Owen Luder, the 'commercially astute Brutalist' architect, passes away at 93

STIR pays tribute to Owen Luder CBE (1928-2021), one of the key figures in the post war modernist movement, known for his flamboyant yet long elusive, British brutalist buildings.

by Zohra KhanPublished on : Oct 13, 2021

Late British architect Harold Owen Luder CBE could arguably fit in the category of the most 'brutal' of UK's brutalist architects. Luder - the driving force behind the now demolished Tricorn Centre in Portsmouth and the Trinity Square car park in Gateshead - passed away at the age of 93 on October 08, 2021. He served as the chairman of the Architects Registration Board and was twice the president of the Royal Institute of British Architects, from 1981 to 1983 and 1995 to 1997.

16 Grand Avenue, Hove. Designed by the Owen Luder Partnership in 1965| Owen Luder | UK | STIRworld
16 Grand Avenue, Hove. Designed by the Owen Luder Partnership in 1965 Image: Courtesy of Wikimedia Commons

As someone who faced appreciation and criticism in nearly equal measure throughout his career, Luder’s post war modernist and brutalist works from the 1960s and 1970s – some of which have long since been demolished and others anticipate a similar fate – have previously been cited as structures that were too advanced for their time. Concrete forms stripped of any cladding, his masterpieces combined stark brutal lines and soft sensual curves, and featured zigzagging staircases, horizontal layers, and orthogonal towers.

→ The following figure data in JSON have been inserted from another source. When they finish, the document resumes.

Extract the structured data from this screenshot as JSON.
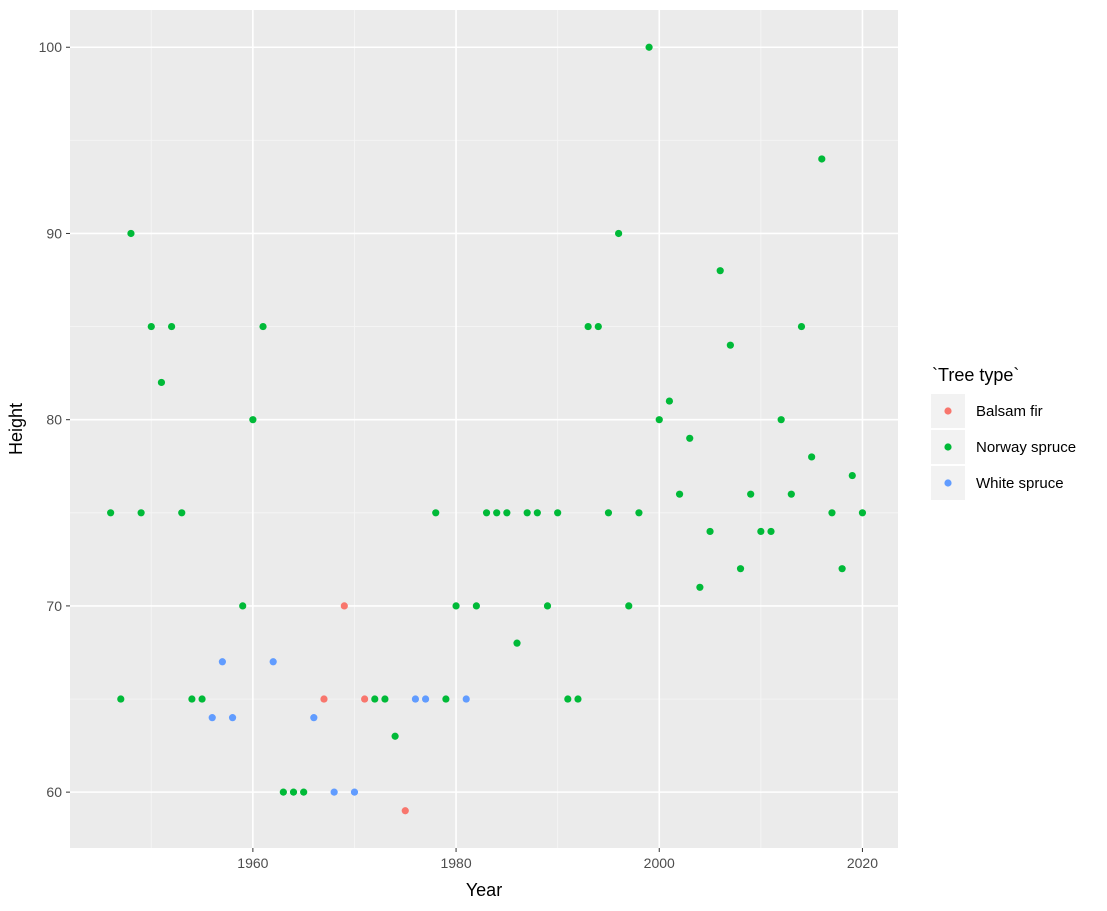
{
  "chart_data": {
    "type": "scatter",
    "xlabel": "Year",
    "ylabel": "Height",
    "xlim": [
      1942,
      2023.5
    ],
    "ylim": [
      57,
      102
    ],
    "x_ticks": [
      1960,
      1980,
      2000,
      2020
    ],
    "y_ticks": [
      60,
      70,
      80,
      90,
      100
    ],
    "grid": true,
    "legend_position": "right",
    "legend_title": "`Tree type`",
    "series": [
      {
        "name": "Balsam fir",
        "color": "#F8766D",
        "points": [
          [
            1967,
            65
          ],
          [
            1969,
            70
          ],
          [
            1971,
            65
          ],
          [
            1975,
            59
          ]
        ]
      },
      {
        "name": "Norway spruce",
        "color": "#00BA38",
        "points": [
          [
            1946,
            75
          ],
          [
            1947,
            65
          ],
          [
            1948,
            90
          ],
          [
            1949,
            75
          ],
          [
            1950,
            85
          ],
          [
            1951,
            82
          ],
          [
            1952,
            85
          ],
          [
            1953,
            75
          ],
          [
            1954,
            65
          ],
          [
            1955,
            65
          ],
          [
            1959,
            70
          ],
          [
            1960,
            80
          ],
          [
            1961,
            85
          ],
          [
            1963,
            60
          ],
          [
            1964,
            60
          ],
          [
            1965,
            60
          ],
          [
            1972,
            65
          ],
          [
            1973,
            65
          ],
          [
            1974,
            63
          ],
          [
            1978,
            75
          ],
          [
            1979,
            65
          ],
          [
            1980,
            70
          ],
          [
            1982,
            70
          ],
          [
            1983,
            75
          ],
          [
            1984,
            75
          ],
          [
            1985,
            75
          ],
          [
            1986,
            68
          ],
          [
            1987,
            75
          ],
          [
            1988,
            75
          ],
          [
            1989,
            70
          ],
          [
            1990,
            75
          ],
          [
            1991,
            65
          ],
          [
            1992,
            65
          ],
          [
            1993,
            85
          ],
          [
            1994,
            85
          ],
          [
            1995,
            75
          ],
          [
            1996,
            90
          ],
          [
            1997,
            70
          ],
          [
            1998,
            75
          ],
          [
            1999,
            100
          ],
          [
            2000,
            80
          ],
          [
            2001,
            81
          ],
          [
            2002,
            76
          ],
          [
            2003,
            79
          ],
          [
            2004,
            71
          ],
          [
            2005,
            74
          ],
          [
            2006,
            88
          ],
          [
            2007,
            84
          ],
          [
            2008,
            72
          ],
          [
            2009,
            76
          ],
          [
            2010,
            74
          ],
          [
            2011,
            74
          ],
          [
            2012,
            80
          ],
          [
            2013,
            76
          ],
          [
            2014,
            85
          ],
          [
            2015,
            78
          ],
          [
            2016,
            94
          ],
          [
            2017,
            75
          ],
          [
            2018,
            72
          ],
          [
            2019,
            77
          ],
          [
            2020,
            75
          ]
        ]
      },
      {
        "name": "White spruce",
        "color": "#619CFF",
        "points": [
          [
            1956,
            64
          ],
          [
            1957,
            67
          ],
          [
            1958,
            64
          ],
          [
            1962,
            67
          ],
          [
            1966,
            64
          ],
          [
            1968,
            60
          ],
          [
            1970,
            60
          ],
          [
            1976,
            65
          ],
          [
            1977,
            65
          ],
          [
            1981,
            65
          ]
        ]
      }
    ]
  }
}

  • Tricorn Centre in Portsmouth by Luder; the building was demolished in 2010 | Owen Luder | UK | STIRworld
    Tricorn Centre in Portsmouth by Luder; the building was demolished in 2010 Image: Courtesy of Wikimedia Commons
  • The building was characterised by its stark concrete form | Owen Luder | UK | STIRworld
    The building of the Tricorn Centre was characterised by its stark concrete form Image: Courtesy of Wikimedia Commons

Founder of the Owen Luder Partnership – an architectural practice that he established in 1957, Luder together with protégé Rodney Gordon went on to conceive some of the firm's most defining works. Amongst these is the multipurpose shopping complex Tricorn Centre, which was constructed by the duo in the mid-1960s in UK’s Portsmouth, Hampshire. Home to the first Virgin megastores, the building quickly gained popularity for its stark sculptural geometry and for the shape of its site which looked like a tricorn hat from the air. The beauty of the architecture that announced a forward-looking future of Portsmouth, however it could not surpass its criticism. From the label of Britain’s third ugliest building voted by Radio 4 listeners in 2001, to the description of 'a mildewed lump of elephant droppings' by none other than Prince Charles, Tricorn Centre was demolished in 2010.

Another best-known work by Luder that made headlines leading to its razing was Gatehead’s Trinity Square development – a multi-storey car park that featured in 1971 thriller Get Carter in which actor Michael Caine is seen throwing one of his rivals from its top storey.

South London Theatre, a community theatre housed in a former fire station, designed by Owen Luder | Owen Luder | UK | STIRworld
South London Theatre, a community theatre housed in a former fire station, designed by Owen Luder Image: Courtesy of Wikimedia Commons

RIBA President Simon Allford remembers Luder as the “commercially astute Brutalist” whose life was “long and well lived – dedicated to his family, friends, the profession and his beloved Arsenal FC”. In a press statement, Allford writes: “A South London boy with working class parents, Luder began his esteemed career at Brixton School of Building. In 1957 he went on to establish his own successful practice, developing schemes across the UK and further afield. […] Luder will be remembered for his powerful and raw schemes that were celebrated in critically-acclaimed movies (‘Get Carter’ featuring Gateshead Car Park) and – in the case of the Tricorn Centre – celebrated and demolished!”

Deemed elusive for decades, it’s been said that Luder’s works may now have only been fully understood. Some of his last remaining projects include conversion of a Victorian fire station into the South London Theatre, the Eros House in London, and a series of small houses in the city’s borough of Lambeth. His other projects are spread in various parts of the UK, Nigeria, and USA.